There’s a heat wave browbeating everyone so I’m filling a lot of water bowls and passing out ice cubes. These new Feline Urban Rescue and Rehab tumblers make it easy to stay hydrated.
Yesterday before work I went for my follow up blood work. I always get blood work done before my annual physical. This year’s January blood work showed low vitamin D.
He asked me to start taking vitamin D, which isn’t unusual. Most people don’t get enough. He asked for a follow up in six months, and, because of my history of anemia (which was very severe when the teen was in kindergarten) I suggested he check my iron. My vitamin D has increased by 10, but I’m seeing that both D and iron are low/normal. We’ll see what he has to say about that.
And some fun stuff related to my previous blog post… I know it was long and rambling but I want people to experience the string of connections as I feel them. My stress regarding being on hold with the neurologist may resonate with someone. And two of my friends did point out some connected resources. I do love resources.

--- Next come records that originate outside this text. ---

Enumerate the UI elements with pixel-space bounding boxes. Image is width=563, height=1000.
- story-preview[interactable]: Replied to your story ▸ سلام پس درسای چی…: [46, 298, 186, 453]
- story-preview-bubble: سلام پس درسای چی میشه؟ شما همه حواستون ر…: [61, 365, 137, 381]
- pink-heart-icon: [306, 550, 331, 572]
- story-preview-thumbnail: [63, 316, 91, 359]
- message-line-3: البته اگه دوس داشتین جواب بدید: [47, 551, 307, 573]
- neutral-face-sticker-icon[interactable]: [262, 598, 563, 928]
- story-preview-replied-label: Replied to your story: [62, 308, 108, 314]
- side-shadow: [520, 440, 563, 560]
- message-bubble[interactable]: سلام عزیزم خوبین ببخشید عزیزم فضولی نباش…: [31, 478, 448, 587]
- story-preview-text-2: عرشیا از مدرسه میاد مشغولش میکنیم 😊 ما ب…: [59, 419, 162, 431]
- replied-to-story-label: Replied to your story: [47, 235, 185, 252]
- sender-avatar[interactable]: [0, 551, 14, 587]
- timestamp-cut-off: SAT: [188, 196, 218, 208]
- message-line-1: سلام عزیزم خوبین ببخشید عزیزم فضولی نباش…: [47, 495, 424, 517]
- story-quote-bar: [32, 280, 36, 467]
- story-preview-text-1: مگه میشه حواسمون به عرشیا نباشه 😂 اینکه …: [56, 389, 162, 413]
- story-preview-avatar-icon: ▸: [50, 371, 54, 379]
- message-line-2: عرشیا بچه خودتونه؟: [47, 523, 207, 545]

First, a good friend mentioned she used to read and reread the memoir/biography Karen by Marie Killilea (and there’s a sequel From Karen with Love) about a mother’s journey mid century with her daughter’s CP, when mom was told to institutionalize the child.
Another friend mentioned the podcast Achilles’ Heel hosted by a close relative. Alex Hooper on the podcast interviews guests on a wide range of topics from empaths to panic attacks encouraging listeners to tackle head on their own Achilles’ Heel. I listened to enough last night to know this will be fun.
I also had another Ginger coaching session, but that’s going to have to wait as my typing fingers are tired.